I will always take humor to mawkishness even when the humor goes up to the line and occasionally over it...


----------



## Debby (Apr 15, 2015)

Dame Warrigal said:


> This is an American hangup.
> 
> Why not vote for an atheist?
> For that matter, why not vote for a Jew, a Mormon, a Muslim or a Catholic?
> ...




One of our cities (Calgary, Alberta) has a Muslim mayor and he's considered one of the best mayors in the country.  I'd vote for anyone that I thought had good ideas, was honest, consistent and had an open and welcoming attitude about people.


----------



## Ameriscot (Apr 15, 2015)

Dame Warrigal said:


> Inappropriate black humour on my part, Glinda.
> National failing, I'm afraid.



Scottish humour is much like yours.


----------



## Glinda (Apr 15, 2015)

DW, thanks for the interesting explanation of Australian humor.  While the U.S. also received some convicts from Europe, many of our early colonists were seeking religious sanctuary and/or a place where hard work would be rewarded with a better life.  With this in mind, I can see the differences - and similarities - between us and our friends, the Australians.


----------



## oakapple (Apr 15, 2015)

Explains why people often get the desire to laugh or giggle at inappropriate times.
I have no problem with religion or lack of it in a leader of a country. we have had all kinds of people here in Britain as Prime Minister, including a Jewish PM (Benjamin Disraeli.) We have also had a woman PM of course, Margaret Thatcher.I don't think we have had a Catholic PM although  it was said that Tony Blair was considering becoming a Catholic.It just isn't an issue here at all.


----------



## Ameriscot (Apr 15, 2015)

oakapple said:


> Explains why people often get the desire to laugh or giggle at inappropriate times.
> I have no problem with religion or lack of it in a leader of a country. we have had all kinds of people here in Britain as Prime Minister, including a Jewish PM (Benjamin Disraeli.) We have also had a woman PM of course, Margaret Thatcher.I don't think we have had a Catholic PM although  it was said that Tony Blair was considering becoming a Catholic.It just isn't an issue here at all.

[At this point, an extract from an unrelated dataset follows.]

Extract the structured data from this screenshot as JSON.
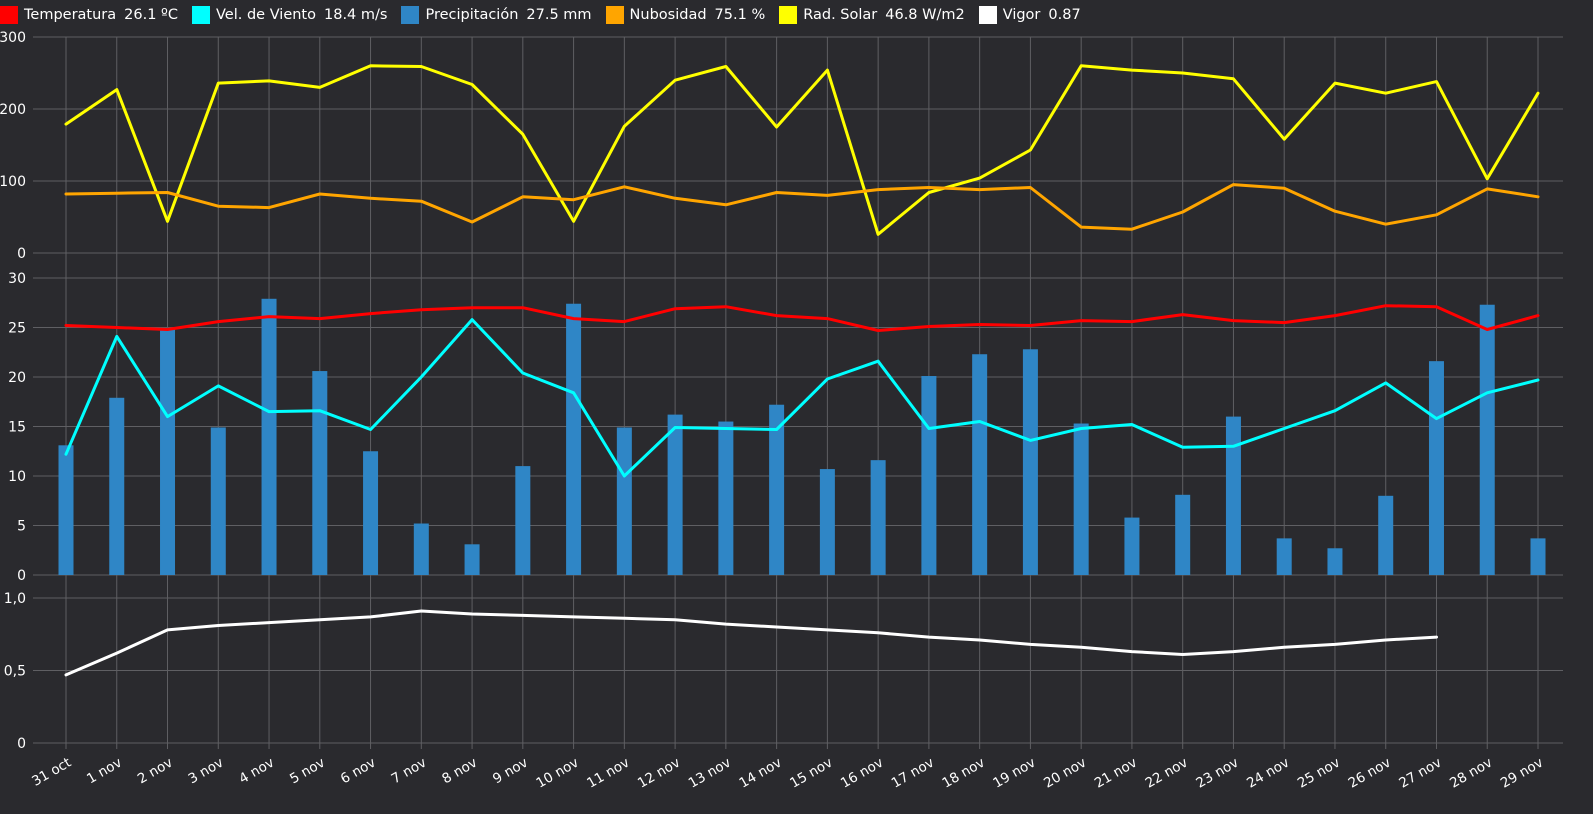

No, it isn't an issue here and that is such a relief for me who didn't grow up here.


----------



## Lon (Apr 15, 2015)

Yes, I would prefer an atheist, but an atheist has no chance of ever winning the presidency in this country. Where are the modern day Thomas Paine's?


----------



## oakapple (Apr 15, 2015)

This is so interesting, I had no idea that an atheist would not become President, is this really true?So, does that mean that would be Presidents have to pretend to be practising Christians?


----------



## Ameriscot (Apr 15, 2015)

oakapple said:


> This is so interesting, I had no idea that an atheist would not become President, is this really true?So, does that mean that would be Presidents have to pretend to be practising Christians?



Too many Americans think you can't be a good person if you aren't religious.  Sigh.


----------



## Glinda (Apr 15, 2015)

oakapple said:


> This is so interesting, I had no idea that an atheist would not become President, is this really true?So, does that mean that would be Presidents have to pretend to be practising Christians?



Oakapple, we do not have a law that says atheists can't run for president or other political office.  But based on polling, many people would not vote for an atheist.  We have probably had some atheist presidents who pretended to be Christian for the sake of getting elected.  Yes, it is ridiculous and pathetic.


----------



## SeaBreeze (Apr 15, 2015)

Ameriscot said:


> Too many Americans think you can't be a good person if you aren't religious.  Sigh.



Double sigh.


----------



## Sunny (Apr 15, 2015)

I would absolutely vote for an atheist, in fact, I would very much prefer one.  I can remember when it was considered an absolute truth that a Catholic could never be elected president. Kennedy was very much loved, and it was a huge tragedy when he was shot. And Obama? A black man president? Good heavens, what an idea!  I suspect that from now on, race will be pretty irrelevant as well.

And now, our next president will finally be a woman!


----------



## tnthomas (Apr 15, 2015)

Glinda said:


> Would you vote for an avowed atheist for president?



Good question, I had never given it any thought until this thread.   Looking back to President Jimmy Carter's term, I have to say that even though he was a religious man, he was not a particularly effective president.   And, looking at the presidency of GW Bush, despite his professed religiosity he was neither a good person, or an effective president.
So, in assessing the notion of voting for an atheist, I would have to say that the candidate would have to earn my subjective "lessor-of-two-evils" evaluation, which is what it always boils down to anyway, for me.


----------